Course rhythms aside, the constant uncertainty is clearly starting to wear on us collectively. Everyone seems a bit more fragile and frayed, quicker to jump to conclusions or to snap. It’s hard to focus when there’s so much up in the air.

This is the time of year where we should be finalizing plans for summer research, where planning for next fall ramps up. In our department, we’re still trying to hire a visitor for next year. I’m in charge of next year’s Comps (senior capstone projects), and we’re drafting project descriptions and reviewing each others’ drafts, in advance of the big topic reveal on May 7.

But we still don’t know whether we’ll have summer research this year, or if so what that looks like. And we have no idea what fall term looks like, either. So every plan we make needs at least one contingency plan, if not several. Will this Comps project work if we’re still virtual this fall?
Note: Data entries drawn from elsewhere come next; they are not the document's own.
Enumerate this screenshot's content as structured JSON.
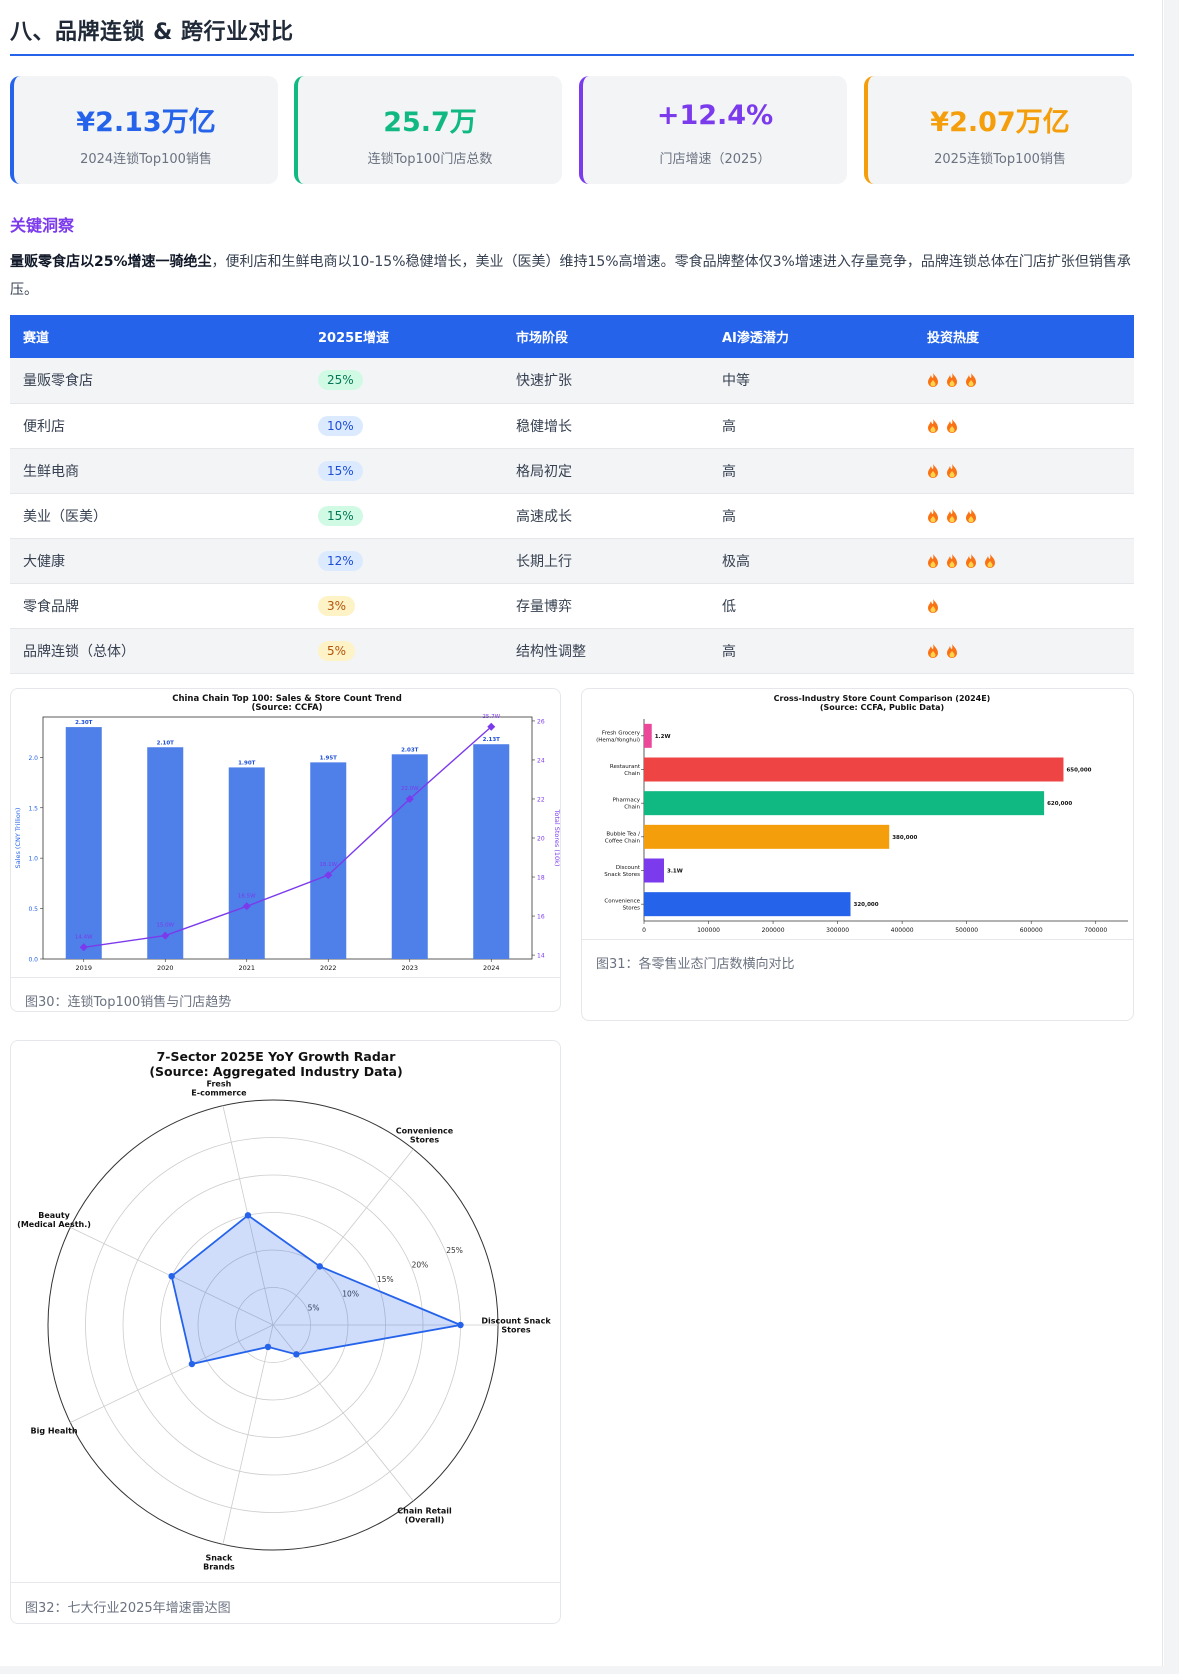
{
  "section_title": "八、品牌连锁 & 跨行业对比",
  "kpis": [
    {
      "value": "¥2.13万亿",
      "label": "2024连锁Top100销售",
      "color": "#2563eb"
    },
    {
      "value": "25.7万",
      "label": "连锁Top100门店总数",
      "color": "#10b981"
    },
    {
      "value": "+12.4%",
      "label": "门店增速（2025）",
      "color": "#7c3aed"
    },
    {
      "value": "¥2.07万亿",
      "label": "2025连锁Top100销售",
      "color": "#f59e0b"
    }
  ],
  "insight": {
    "title": "关键洞察",
    "bold": "量贩零食店以25%增速一骑绝尘",
    "text": "，便利店和生鲜电商以10-15%稳健增长，美业（医美）维持15%高增速。零食品牌整体仅3%增速进入存量竞争，品牌连锁总体在门店扩张但销售承压。"
  },
  "table": {
    "headers": [
      "赛道",
      "2025E增速",
      "市场阶段",
      "AI渗透潜力",
      "投资热度"
    ],
    "rows": [
      {
        "track": "量贩零食店",
        "growth": "25%",
        "growth_color": "green",
        "stage": "快速扩张",
        "ai": "中等",
        "heat": 3
      },
      {
        "track": "便利店",
        "growth": "10%",
        "growth_color": "blue",
        "stage": "稳健增长",
        "ai": "高",
        "heat": 2
      },
      {
        "track": "生鲜电商",
        "growth": "15%",
        "growth_color": "blue",
        "stage": "格局初定",
        "ai": "高",
        "heat": 2
      },
      {
        "track": "美业（医美）",
        "growth": "15%",
        "growth_color": "green",
        "stage": "高速成长",
        "ai": "高",
        "heat": 3
      },
      {
        "track": "大健康",
        "growth": "12%",
        "growth_color": "blue",
        "stage": "长期上行",
        "ai": "极高",
        "heat": 4
      },
      {
        "track": "零食品牌",
        "growth": "3%",
        "growth_color": "yellow",
        "stage": "存量博弈",
        "ai": "低",
        "heat": 1
      },
      {
        "track": "品牌连锁（总体）",
        "growth": "5%",
        "growth_color": "yellow",
        "stage": "结构性调整",
        "ai": "高",
        "heat": 2
      }
    ]
  },
  "figures": {
    "fig30_caption": "图30：连锁Top100销售与门店趋势",
    "fig31_caption": "图31：各零售业态门店数横向对比",
    "fig32_caption": "图32：七大行业2025年增速雷达图"
  },
  "chart_data": [
    {
      "type": "bar",
      "title": "China Chain Top 100: Sales & Store Count Trend",
      "subtitle": "(Source: CCFA)",
      "categories": [
        "2019",
        "2020",
        "2021",
        "2022",
        "2023",
        "2024"
      ],
      "ylabel": "Sales (CNY Trillion)",
      "y2label": "Total Stores (10k)",
      "ylim": [
        0,
        2.4
      ],
      "y2lim": [
        13.8,
        26.2
      ],
      "yticks": [
        "0.0",
        "0.5",
        "1.0",
        "1.5",
        "2.0"
      ],
      "y2ticks": [
        "14",
        "16",
        "18",
        "20",
        "22",
        "24",
        "26"
      ],
      "series": [
        {
          "kind": "bar",
          "values": [
            2.3,
            2.1,
            1.9,
            1.95,
            2.03,
            2.13
          ],
          "labels": [
            "2.30T",
            "2.10T",
            "1.90T",
            "1.95T",
            "2.03T",
            "2.13T"
          ],
          "color": "#4f7fe8"
        },
        {
          "kind": "line",
          "values": [
            14.4,
            15.0,
            16.5,
            18.1,
            22.0,
            25.7
          ],
          "labels": [
            "14.4W",
            "15.0W",
            "16.5W",
            "18.1W",
            "22.0W",
            "25.7W"
          ],
          "color": "#7c3aed"
        }
      ]
    },
    {
      "type": "bar",
      "orientation": "horizontal",
      "title": "Cross-Industry Store Count Comparison (2024E)",
      "subtitle": "(Source: CCFA, Public Data)",
      "categories": [
        "Fresh Grocery (Hema/Yonghui)",
        "Restaurant Chain",
        "Pharmacy Chain",
        "Bubble Tea / Coffee Chain",
        "Discount Snack Stores",
        "Convenience Stores"
      ],
      "category_lines": [
        [
          "Fresh Grocery",
          "(Hema/Yonghui)"
        ],
        [
          "Restaurant",
          "Chain"
        ],
        [
          "Pharmacy",
          "Chain"
        ],
        [
          "Bubble Tea /",
          "Coffee Chain"
        ],
        [
          "Discount",
          "Snack Stores"
        ],
        [
          "Convenience",
          "Stores"
        ]
      ],
      "values": [
        12000,
        650000,
        620000,
        380000,
        31000,
        320000
      ],
      "value_labels": [
        "1.2W",
        "650,000",
        "620,000",
        "380,000",
        "3.1W",
        "320,000"
      ],
      "colors": [
        "#ec4899",
        "#ef4444",
        "#10b981",
        "#f59e0b",
        "#7c3aed",
        "#2563eb"
      ],
      "xlim": [
        0,
        750000
      ],
      "xticks": [
        "0",
        "100000",
        "200000",
        "300000",
        "400000",
        "500000",
        "600000",
        "700000"
      ]
    },
    {
      "type": "radar",
      "title": "7-Sector 2025E YoY Growth Radar",
      "subtitle": "(Source: Aggregated Industry Data)",
      "axes": [
        [
          "Discount Snack",
          "Stores"
        ],
        [
          "Convenience",
          "Stores"
        ],
        [
          "Fresh",
          "E-commerce"
        ],
        [
          "Beauty",
          "(Medical Aesth.)"
        ],
        [
          "Big Health"
        ],
        [
          "Snack",
          "Brands"
        ],
        [
          "Chain Retail",
          "(Overall)"
        ]
      ],
      "values": [
        25,
        10,
        15,
        15,
        12,
        3,
        5
      ],
      "rmax": 30,
      "rticks": [
        "5%",
        "10%",
        "15%",
        "20%",
        "25%"
      ],
      "color": "#2563eb"
    }
  ]
}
What does “mentoring new faculty” look like when everything is virtual? If we’re on campus but socially distancing (if that’s even possible, which I doubt it is), and we have to severely limit the number of students in a physical classroom, how badly does this torpedo our carefully-planned schedule? How do we ensure that our current majors (and the 50-some new majors that just declared) get into the classes they need to graduate if class sizes are severely limited?

I don’t want to end this post on a low note, and while things are challenging I also don’t want to leave you with the impression that everything is doom and gloom. So let me share a couple of positives from this week:

  1. My 7th grader and I, pre-pandemic, had a standing coffee and bagels date every Friday morning. We’d go to a local coffee shop near her school and I’d drop her off at school afterwards. We’ve found a way to continue that — every Friday morning we drive to an awesome local coffee shop in the next town over, go through the drive-through, and then sip our drinks as we drive home. It’s been a nice little grounding ritual for both of us.
  2. I’ve started including a bonus “hey, if you click through to this optional resource and watch/read it, respond to this set of bonus questions on Slack” in one lecture or activity per week. Not many students share out on Slack, but the ones that do post thoughtful and insightful reflections. This week’s option involved Microsoft Bob, and I appreciated the way they analyzed what Bob did well and what it got wrong. Reading these bonus reflections always makes me smile.

Wherever you’re reading this, and wherever you are in your term or semester or life, I hope you are staying safe and healthy, and that you’ve found a routine of sorts that works for you.


*Yesterday I learned — in real time — what Zoom co-hosts can and cannot do. Hilarity sometimes ensued.